Fiji has taken a leadership role in shark and ray conservation in the Pacific, promoting a strong Pacific voice, especially in international fora. Just last September, Fiji successfully proposed the listing of mobula rays, silky and thresher sharks at the Conference of the Parties to the Convention on International Trade in Endangered Species of Wild Fauna and Flora (CITES COP).
In partnership with The Pew Charitable Trusts, the Secretariat of the Pacific Regional Environment Programme (S.P.R.E.P) worked closely with officials from both environment and fisheries departments to support these listings leading up to, and at the CITES COP.
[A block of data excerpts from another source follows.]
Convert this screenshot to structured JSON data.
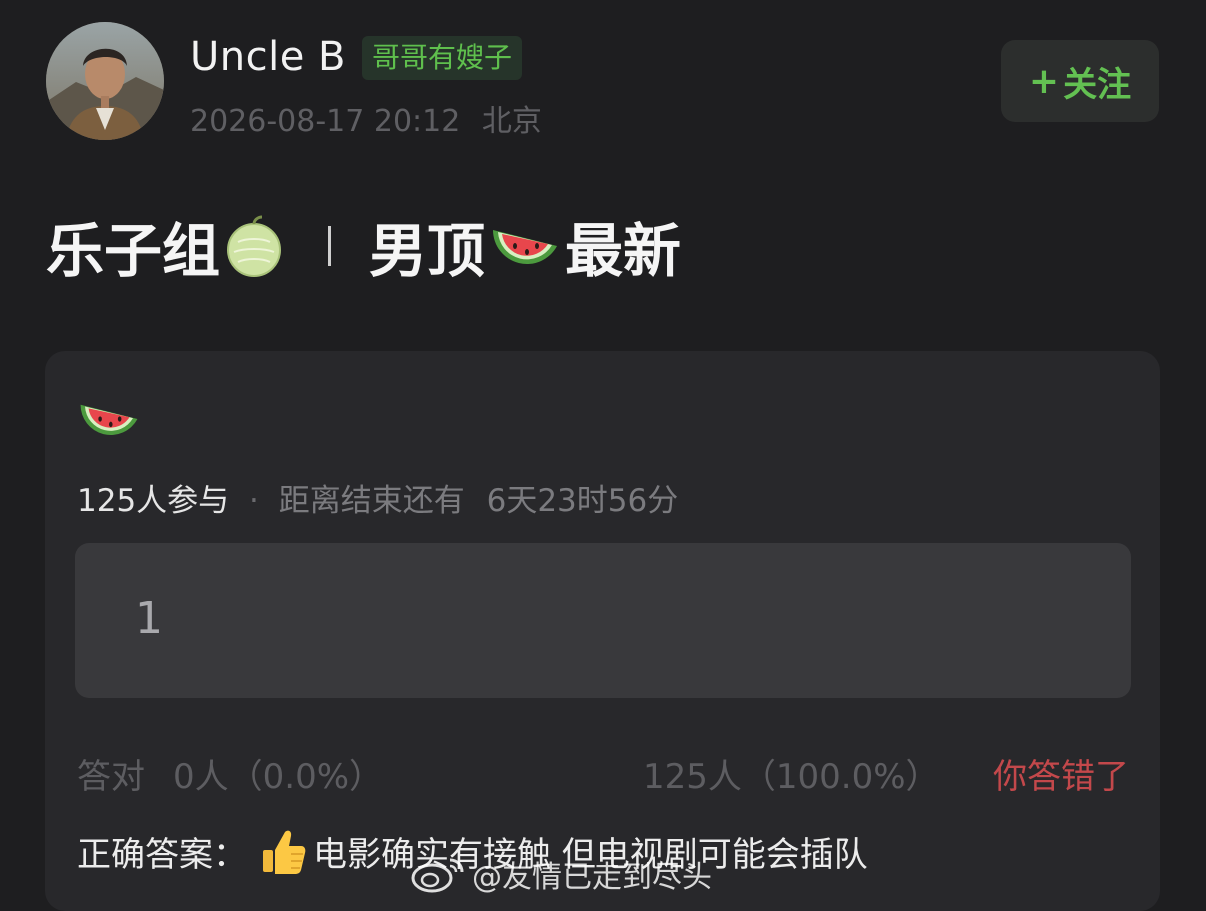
{
  "post": {
    "author": {
      "name": "Uncle B",
      "badge": "哥哥有嫂子",
      "timestamp": "2026-08-17 20:12",
      "location": "北京"
    },
    "follow_label": "关注",
    "title": {
      "part1": "乐子组",
      "part2": "男顶",
      "part3": "最新"
    }
  },
  "quiz": {
    "participants": "125人参与",
    "countdown_label": "距离结束还有",
    "countdown_value": "6天23时56分",
    "option_text": "1",
    "correct_label": "答对",
    "correct_value": "0人（0.0%）",
    "wrong_value": "125人（100.0%）",
    "your_result": "你答错了",
    "answer_label": "正确答案：",
    "answer_text": "电影确实有接触 但电视剧可能会插队"
  },
  "watermark": {
    "text": "@友情已走到尽头"
  },
  "colors": {
    "background": "#1e1e20",
    "card": "#28282b",
    "option": "#39393c",
    "accent_green": "#63c052",
    "badge_green": "#5fc04d",
    "wrong_red": "#c3484b"
  },
  "icons": {
    "title_icon_1": "melon-icon",
    "title_icon_2": "watermelon-icon",
    "card_icon": "watermelon-icon",
    "answer_icon": "thumbs-up-icon",
    "follow_icon": "plus-icon",
    "watermark_icon": "weibo-logo-icon"
  }
}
“At the outset we congratulate the Government of Fiji for taking action domestically to implement the new CITES listings,” said Leota Kosi Latu, Director General of the Secretariat of the Pacific Regional Environment Programme (S.P.R.E.P).
“Their leadership has continued to resonate across the globe with today’s announcement, taking important steps in this voluntary commitment aimed at the conservation and management of all shark and ray populations within its national jurisdiction, which as you know are worth far more to Fiji alive than dead.”
The “Conservation and Management of all Species of Sharks and rays and their Critical Habitats within Fijian Waters” Voluntary Commitments is led by the Ministry of Fisheries and Department of Environment of Fiji. This is now listed in the UN Ocean Registry of Voluntary Commitments.
“SPREP and the Pew Charitable Trust stand ready to assist Fiji in any way we can to fully implement these commitments. This includes holding implementation workshops, assisting with outreach activities, and providing the platform to highlight these achievements,” said Mr Luke Warwick, Director Global Shark Conservation, Pew Charitable Trusts.
“SPREP and Pew have been working closely to promote shark and ray conservation throughout the Pacific region by working with SPREP’s member countries. We look forward to working with Fiji and our other member countries to continue this growing momentum for shark and ray conservation in the Pacific region.”